Aufstand in Tunesien: Luxairtours holt Urlauber zurück

Wegen des blutigen Aufstands in Tunesien sind erste deutsche Touristen ausgeflogen worden. Auch Luxairtours holt Urlauber zurück. Staatschef Ben Ali flieht vor den Protesten ins Ausland.

(dpa/wie) Nach den Massenprotesten in Tunesien hat Präsident Zine el Abidine Ben Ali (74) abgedankt und das Land verlassen. Zuvor verhängte Ben Ali den Ausnahmezustand in dem Mittelmeerland. Er setzte die Regierung ab und rief Neuwahlen aus. Eine Übergangsregierung führt Ministerpräsident Mohamed Ghannouchi.

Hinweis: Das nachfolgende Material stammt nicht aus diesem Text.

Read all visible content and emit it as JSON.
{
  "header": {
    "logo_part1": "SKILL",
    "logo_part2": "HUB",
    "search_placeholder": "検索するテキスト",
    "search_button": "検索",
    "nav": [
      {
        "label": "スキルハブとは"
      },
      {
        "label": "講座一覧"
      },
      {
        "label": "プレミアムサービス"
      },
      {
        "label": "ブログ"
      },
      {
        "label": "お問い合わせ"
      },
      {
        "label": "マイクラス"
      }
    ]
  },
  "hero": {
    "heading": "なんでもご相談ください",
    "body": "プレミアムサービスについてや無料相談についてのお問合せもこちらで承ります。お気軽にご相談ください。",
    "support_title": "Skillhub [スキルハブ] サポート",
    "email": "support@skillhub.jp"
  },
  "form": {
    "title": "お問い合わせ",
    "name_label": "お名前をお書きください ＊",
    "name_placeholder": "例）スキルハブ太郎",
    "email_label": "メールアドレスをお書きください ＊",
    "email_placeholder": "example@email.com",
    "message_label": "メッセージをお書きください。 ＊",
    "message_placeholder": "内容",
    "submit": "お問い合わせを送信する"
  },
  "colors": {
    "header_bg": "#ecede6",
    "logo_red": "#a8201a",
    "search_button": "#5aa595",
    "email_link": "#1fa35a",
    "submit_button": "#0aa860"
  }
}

Bundeskanzlerin Angela Merkel (CDU) mahnte eine friedliche Beilegung der sozialen Unruhen an, bei denen bisher rund 80 Menschen gestorben sein sollen.Reiseveranstalter fliegen deutsche Urlauber in die Heimat aus. Eine Luftraumsperrung verzögerte allerdings die Heimkehr zahlreicher Touristen. Die Veranstalter schätzen, dass mit deutschen Anbietern etwa 7000 Touristen nach Tunesien geflogen waren. Das Auswärtige Amt rät von nicht unbedingt erforderlichen Reisen ab.

Die deutschen Veranstalter sagten alle Flugreisen für Urlauber nach Tunesien bis Montag ab. Am Freitagabend starteten zwei Flugzeuge mit Deutschen an Bord in Richtung Berlin, ein Flugzeug ging nach Düsseldorf.Auch der Reiseveranstalter Luxairtours wollte fast 300 Urlauber zurückholen: Heute sollen zwei Maschinen des Unternehmens nach Monastir und auf die Ferieninsel Djerba fliegen.